Microtex - has a sharp, fine point that pierces fabric precisely.  Works well with light wovens such as silk or sheer linen.  If your sewing machine balks at very lightweight fabrics, try switching to a microtex needle.  

Jeans/Denim - a sturdy needle with a very sharp point, this is a good choice for denim or other heavy fabrics such as canvas or oilskin.  Also handy for sewing through many thick layers, such as when making wings or nature baskets.  

Leather - a sturdy needle with a wedge-shaped tip.  While universal or denim needles tend to struggle and get stuck in leather, these needles punch through the material and make the task of sewing leather much easier.  

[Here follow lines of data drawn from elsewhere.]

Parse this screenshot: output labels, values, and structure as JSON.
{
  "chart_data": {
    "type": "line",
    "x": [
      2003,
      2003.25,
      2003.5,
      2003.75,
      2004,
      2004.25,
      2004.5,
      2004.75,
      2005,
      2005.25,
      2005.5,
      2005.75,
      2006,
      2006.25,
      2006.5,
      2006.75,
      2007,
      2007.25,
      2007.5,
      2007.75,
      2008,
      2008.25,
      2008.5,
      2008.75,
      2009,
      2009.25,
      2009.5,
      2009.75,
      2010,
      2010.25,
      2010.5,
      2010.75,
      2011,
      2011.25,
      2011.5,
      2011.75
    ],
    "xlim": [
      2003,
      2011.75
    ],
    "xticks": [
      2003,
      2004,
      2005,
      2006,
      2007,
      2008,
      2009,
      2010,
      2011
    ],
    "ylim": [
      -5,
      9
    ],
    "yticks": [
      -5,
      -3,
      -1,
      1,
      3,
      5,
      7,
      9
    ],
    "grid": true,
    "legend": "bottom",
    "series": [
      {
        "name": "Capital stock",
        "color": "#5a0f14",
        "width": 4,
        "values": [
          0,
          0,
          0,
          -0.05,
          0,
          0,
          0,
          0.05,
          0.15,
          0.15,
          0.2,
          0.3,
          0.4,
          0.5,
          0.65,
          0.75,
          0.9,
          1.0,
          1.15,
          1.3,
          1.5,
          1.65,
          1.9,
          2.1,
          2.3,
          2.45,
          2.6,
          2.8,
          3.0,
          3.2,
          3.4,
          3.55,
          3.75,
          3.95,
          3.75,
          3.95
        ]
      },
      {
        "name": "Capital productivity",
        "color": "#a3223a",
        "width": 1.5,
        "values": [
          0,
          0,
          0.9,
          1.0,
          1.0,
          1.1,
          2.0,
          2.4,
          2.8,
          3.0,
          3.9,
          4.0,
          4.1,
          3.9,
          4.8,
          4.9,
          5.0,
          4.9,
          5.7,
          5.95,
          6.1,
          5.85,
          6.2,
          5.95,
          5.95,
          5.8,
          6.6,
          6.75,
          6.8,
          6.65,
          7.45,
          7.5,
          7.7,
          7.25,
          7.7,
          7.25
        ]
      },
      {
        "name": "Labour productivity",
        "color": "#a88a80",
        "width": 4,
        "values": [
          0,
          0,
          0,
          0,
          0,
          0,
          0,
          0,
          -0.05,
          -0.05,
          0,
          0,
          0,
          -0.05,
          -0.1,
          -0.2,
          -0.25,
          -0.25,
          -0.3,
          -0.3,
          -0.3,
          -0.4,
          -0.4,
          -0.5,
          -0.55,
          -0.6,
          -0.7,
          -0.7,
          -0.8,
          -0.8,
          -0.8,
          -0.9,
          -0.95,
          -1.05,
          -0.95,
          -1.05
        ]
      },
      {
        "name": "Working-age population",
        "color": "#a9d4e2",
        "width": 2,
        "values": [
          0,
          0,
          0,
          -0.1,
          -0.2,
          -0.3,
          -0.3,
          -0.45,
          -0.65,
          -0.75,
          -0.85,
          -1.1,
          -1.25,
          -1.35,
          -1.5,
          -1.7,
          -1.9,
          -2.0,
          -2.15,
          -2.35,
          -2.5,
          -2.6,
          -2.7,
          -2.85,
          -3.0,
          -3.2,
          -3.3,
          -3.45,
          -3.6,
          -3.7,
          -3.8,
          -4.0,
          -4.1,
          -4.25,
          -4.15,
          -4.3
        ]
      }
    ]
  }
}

Topstitching - has a longer eye to accommodate thicker thread for doing decorative topstitching.  

Remember to change sewing machine needles fairly regularly, as using a dull needle may cause problems.  Sometimes troubleshooting can be as simple as installing a fresh needle!  

The general recommendation is to put in a fresh sewing machine needle after 8 hours of sewing.  I find that this varies a bit, since some fabrics tend to dull needles more quickly than others.  When the needle is dull, it doesn't pierce the fabric quite as easily, and may pull threads.  I also find that the sound of the needle piercing the fabric tends to change a bit - there's more of a popping or thudding noise with a dull needle.  

You may also find that there is a certain amount of experimentation required, as some sewing machines are more selective than others.  I have two sewing machines - one is not picky at all when it comes to needles, while the other one always reminds me when I need to switch needles.

We hope that this little guide helps you to choose the right needle for your next project.  Happy sewing!